If function f corresponds to multiplication, then this leads to discovering the concept of squaring. If f corresponds to division, then this leads to discovering that "A number divided by itself equals 1.". If f corresponds to subtraction, then this leads to discovering that "A number subtracted from itself equals nothing.", and so on.
This para is verbatim from "Artificial Intelligence, by Rich and Kinight." In one run, AM discovered the concept of prime numbers. How did it do that? Having stumbled onto the natural numbers AM exploited operations such as addition, multiplication and their inverses. It created the concept of divisibility and noticed that some numbers had very few divisors. AM has a built-in heuristic that tells it to explore extreme cases. It attempted to list all numbers with zero divisors (finding none), one divisor (finding one: 1), and two divisors. AM was instructed to call the last concept "primes". Before pusrsuing this concept, AM went on to list numbers with three divisors, such as 49. AM tried to relate this property with other properties of 49, such as its being odd and a perfect square. AM generated other odd numbers and other perfect squares to test its hypothesis. A side effect of determining the equivalence of perfect squares with numbers with three divisors was to boost the "interestingness" rating of the divisor concept. This led AM to investigate ways in which a number could be broken down into factors. This led AM to investigate ways in which a number could be broken down into factors. AM then noticed that there was only one way to break a number down into prime factors (known as the Unique Factorization Theorem)......... [and finally, it hit upon] Goldbach's Conjecture which is widely believed to be true, but a proof of it has yet to be found in mathematics.

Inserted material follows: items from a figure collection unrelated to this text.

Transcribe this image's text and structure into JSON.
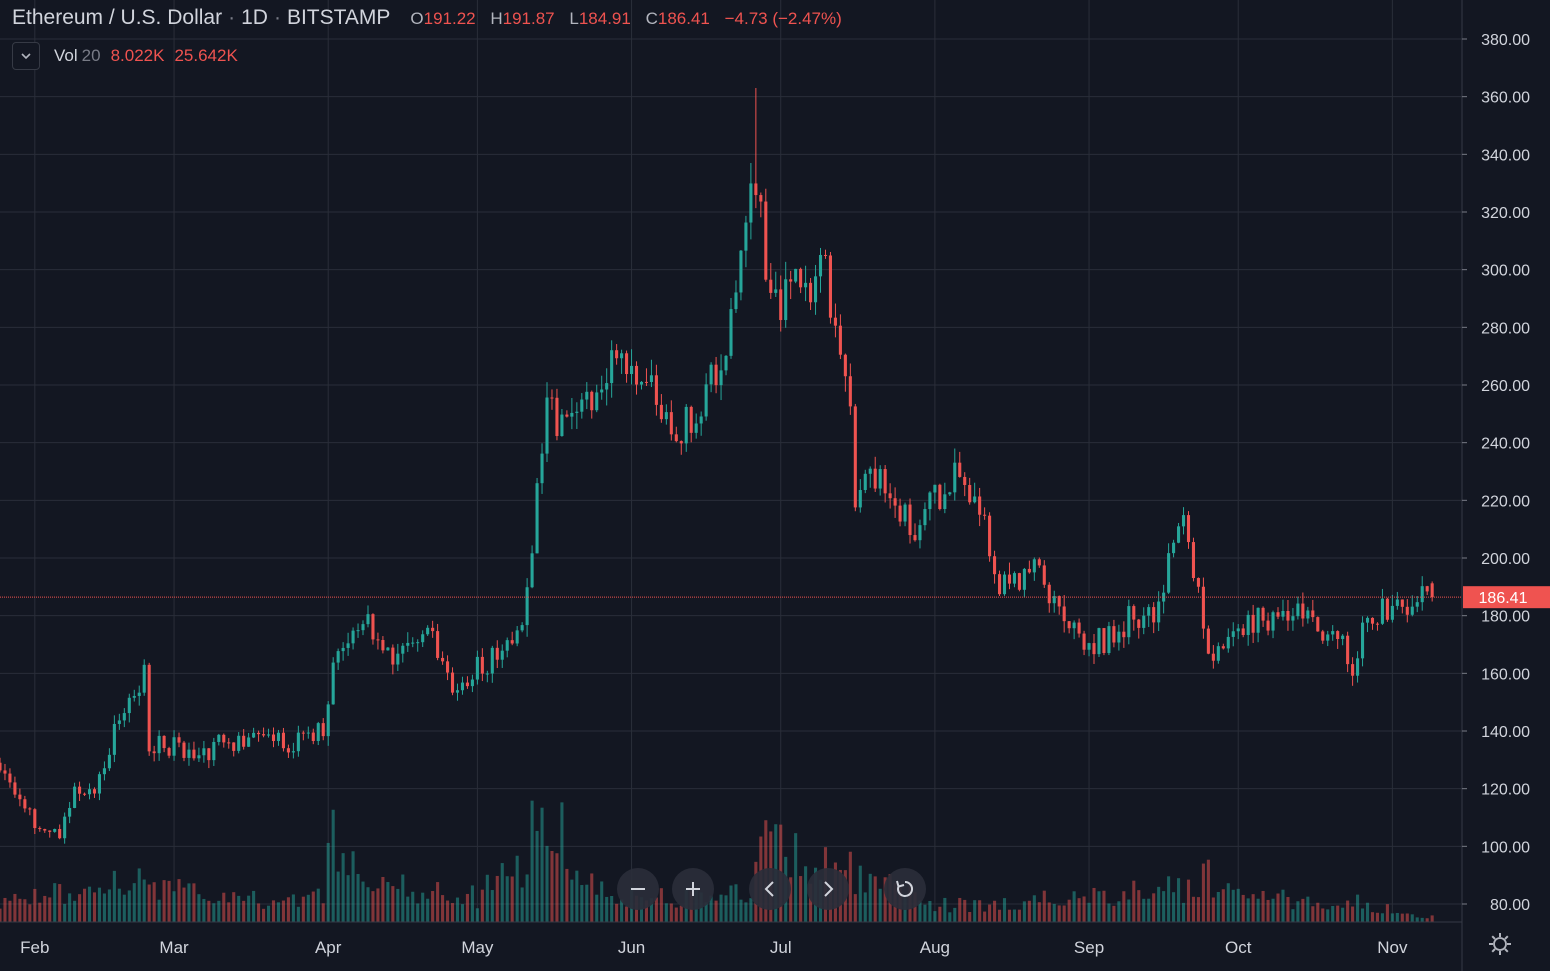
{
  "header": {
    "symbol": "Ethereum / U.S. Dollar",
    "interval": "1D",
    "exchange": "BITSTAMP",
    "open_label": "O",
    "open": "191.22",
    "high_label": "H",
    "high": "191.87",
    "low_label": "L",
    "low": "184.91",
    "close_label": "C",
    "close": "186.41",
    "change": "−4.73 (−2.47%)"
  },
  "volume_indicator": {
    "label": "Vol",
    "length": "20",
    "value": "8.022K",
    "ma_value": "25.642K"
  },
  "price_axis": {
    "ticks": [
      "380.00",
      "360.00",
      "340.00",
      "320.00",
      "300.00",
      "280.00",
      "260.00",
      "240.00",
      "220.00",
      "200.00",
      "180.00",
      "160.00",
      "140.00",
      "120.00",
      "100.00",
      "80.00"
    ],
    "last_price_label": "186.41"
  },
  "toolbar": {
    "zoom_out": "zoom-out-icon",
    "zoom_in": "zoom-in-icon",
    "scroll_left": "chevron-left-icon",
    "scroll_right": "chevron-right-icon",
    "reset": "reset-icon",
    "settings": "gear-icon"
  },
  "colors": {
    "background": "#131722",
    "up": "#26a69a",
    "down": "#ef5350",
    "grid": "#2a2e39",
    "text": "#d1d4dc",
    "price_line": "#ef5350"
  },
  "chart_data": {
    "type": "candlestick",
    "title": "Ethereum / U.S. Dollar · 1D · BITSTAMP",
    "ylim": [
      75,
      390
    ],
    "x_range": [
      "2019-01-25",
      "2019-11-15"
    ],
    "months": [
      {
        "label": "Feb",
        "date": "2019-02-01"
      },
      {
        "label": "Mar",
        "date": "2019-03-01"
      },
      {
        "label": "Apr",
        "date": "2019-04-01"
      },
      {
        "label": "May",
        "date": "2019-05-01"
      },
      {
        "label": "Jun",
        "date": "2019-06-01"
      },
      {
        "label": "Jul",
        "date": "2019-07-01"
      },
      {
        "label": "Aug",
        "date": "2019-08-01"
      },
      {
        "label": "Sep",
        "date": "2019-09-01"
      },
      {
        "label": "Oct",
        "date": "2019-10-01"
      },
      {
        "label": "Nov",
        "date": "2019-11-01"
      }
    ],
    "close_path": [
      [
        "2019-01-25",
        125
      ],
      [
        "2019-01-28",
        118
      ],
      [
        "2019-02-01",
        108
      ],
      [
        "2019-02-06",
        104
      ],
      [
        "2019-02-09",
        120
      ],
      [
        "2019-02-13",
        121
      ],
      [
        "2019-02-16",
        135
      ],
      [
        "2019-02-18",
        145
      ],
      [
        "2019-02-23",
        160
      ],
      [
        "2019-02-24",
        135
      ],
      [
        "2019-03-01",
        135
      ],
      [
        "2019-03-05",
        130
      ],
      [
        "2019-03-11",
        136
      ],
      [
        "2019-03-18",
        138
      ],
      [
        "2019-03-24",
        135
      ],
      [
        "2019-03-31",
        142
      ],
      [
        "2019-04-02",
        165
      ],
      [
        "2019-04-05",
        172
      ],
      [
        "2019-04-07",
        176
      ],
      [
        "2019-04-09",
        176
      ],
      [
        "2019-04-14",
        165
      ],
      [
        "2019-04-17",
        170
      ],
      [
        "2019-04-20",
        172
      ],
      [
        "2019-04-23",
        170
      ],
      [
        "2019-04-26",
        155
      ],
      [
        "2019-04-30",
        160
      ],
      [
        "2019-05-04",
        165
      ],
      [
        "2019-05-08",
        170
      ],
      [
        "2019-05-10",
        175
      ],
      [
        "2019-05-11",
        195
      ],
      [
        "2019-05-12",
        205
      ],
      [
        "2019-05-13",
        225
      ],
      [
        "2019-05-14",
        240
      ],
      [
        "2019-05-15",
        255
      ],
      [
        "2019-05-17",
        245
      ],
      [
        "2019-05-20",
        255
      ],
      [
        "2019-05-24",
        250
      ],
      [
        "2019-05-29",
        270
      ],
      [
        "2019-06-02",
        262
      ],
      [
        "2019-06-05",
        258
      ],
      [
        "2019-06-10",
        240
      ],
      [
        "2019-06-15",
        255
      ],
      [
        "2019-06-19",
        265
      ],
      [
        "2019-06-22",
        300
      ],
      [
        "2019-06-24",
        315
      ],
      [
        "2019-06-26",
        335
      ],
      [
        "2019-06-28",
        300
      ],
      [
        "2019-07-01",
        290
      ],
      [
        "2019-07-03",
        300
      ],
      [
        "2019-07-07",
        288
      ],
      [
        "2019-07-09",
        310
      ],
      [
        "2019-07-11",
        290
      ],
      [
        "2019-07-13",
        270
      ],
      [
        "2019-07-15",
        250
      ],
      [
        "2019-07-16",
        215
      ],
      [
        "2019-07-17",
        225
      ],
      [
        "2019-07-21",
        225
      ],
      [
        "2019-07-25",
        215
      ],
      [
        "2019-07-28",
        210
      ],
      [
        "2019-08-01",
        220
      ],
      [
        "2019-08-05",
        228
      ],
      [
        "2019-08-08",
        225
      ],
      [
        "2019-08-11",
        210
      ],
      [
        "2019-08-14",
        190
      ],
      [
        "2019-08-18",
        190
      ],
      [
        "2019-08-21",
        195
      ],
      [
        "2019-08-27",
        180
      ],
      [
        "2019-08-31",
        170
      ],
      [
        "2019-09-05",
        172
      ],
      [
        "2019-09-10",
        180
      ],
      [
        "2019-09-15",
        180
      ],
      [
        "2019-09-18",
        210
      ],
      [
        "2019-09-20",
        220
      ],
      [
        "2019-09-24",
        175
      ],
      [
        "2019-09-25",
        165
      ],
      [
        "2019-09-30",
        175
      ],
      [
        "2019-10-05",
        178
      ],
      [
        "2019-10-10",
        180
      ],
      [
        "2019-10-15",
        185
      ],
      [
        "2019-10-18",
        175
      ],
      [
        "2019-10-22",
        170
      ],
      [
        "2019-10-24",
        160
      ],
      [
        "2019-10-26",
        178
      ],
      [
        "2019-10-30",
        182
      ],
      [
        "2019-11-03",
        182
      ],
      [
        "2019-11-07",
        190
      ],
      [
        "2019-11-09",
        186.41
      ]
    ],
    "peak": {
      "date": "2019-06-26",
      "high": 363
    },
    "volume_ylim": [
      0,
      280000
    ],
    "volume_profile": [
      [
        "2019-01-25",
        25000
      ],
      [
        "2019-02-15",
        40000
      ],
      [
        "2019-02-20",
        55000
      ],
      [
        "2019-03-10",
        25000
      ],
      [
        "2019-03-31",
        30000
      ],
      [
        "2019-04-02",
        120000
      ],
      [
        "2019-04-10",
        45000
      ],
      [
        "2019-05-01",
        30000
      ],
      [
        "2019-05-11",
        80000
      ],
      [
        "2019-05-14",
        150000
      ],
      [
        "2019-05-17",
        120000
      ],
      [
        "2019-05-25",
        35000
      ],
      [
        "2019-06-10",
        30000
      ],
      [
        "2019-06-25",
        40000
      ],
      [
        "2019-06-27",
        90000
      ],
      [
        "2019-07-15",
        60000
      ],
      [
        "2019-08-01",
        20000
      ],
      [
        "2019-08-20",
        25000
      ],
      [
        "2019-09-20",
        40000
      ],
      [
        "2019-09-24",
        60000
      ],
      [
        "2019-10-01",
        30000
      ],
      [
        "2019-10-24",
        25000
      ],
      [
        "2019-11-09",
        5000
      ]
    ],
    "last_volume": 8022,
    "volume_ma_20": 25642
  }
}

Now, we ask ourselves, how do we replicate this behavior in a real life data mining system? First we need to ascertain the reason's for AM's success. One source of power, is obviously, the big lump of heuristics about what constitute interesting things. "The less obvious source of power is the natural relationship between number theoretical concepts and their compact representations in AM. AM worked by syntactically mutating old concept definitions - stored essentially as short LISP programs - in the hope of finding new, interesting concepts. It turns out that a mutation in a short LISP program very likely results in another well-formed LISP program. This accounts for AM's ability to generate so many novel concepts."
Another way of saying the same is that AM is exploring the space of small possible LISP programs, and moreover concepts in number theory have succinct representation as LISP programs.
This leads us to ask the question. What is best suited from our point of view? I feel genetic programming is best suited for the reasons stated above (and in fact AM can be viewed as a very primitive genetic programming exercise). Recall that genetic programming is different from genetic algorithms in that we are mutating and "crossing-over" actual programs which are the members of a population at any given point of time. ILP would also be fruitful provided you were able to enumerate all possible interesting concepts. This would also entail some kind of mathematical engine that keeps "feeding" input to your ILP engine.
Note: These are just indicative solutions. More are possible if you can possibly determine ways of solving the "What is interesting" problem.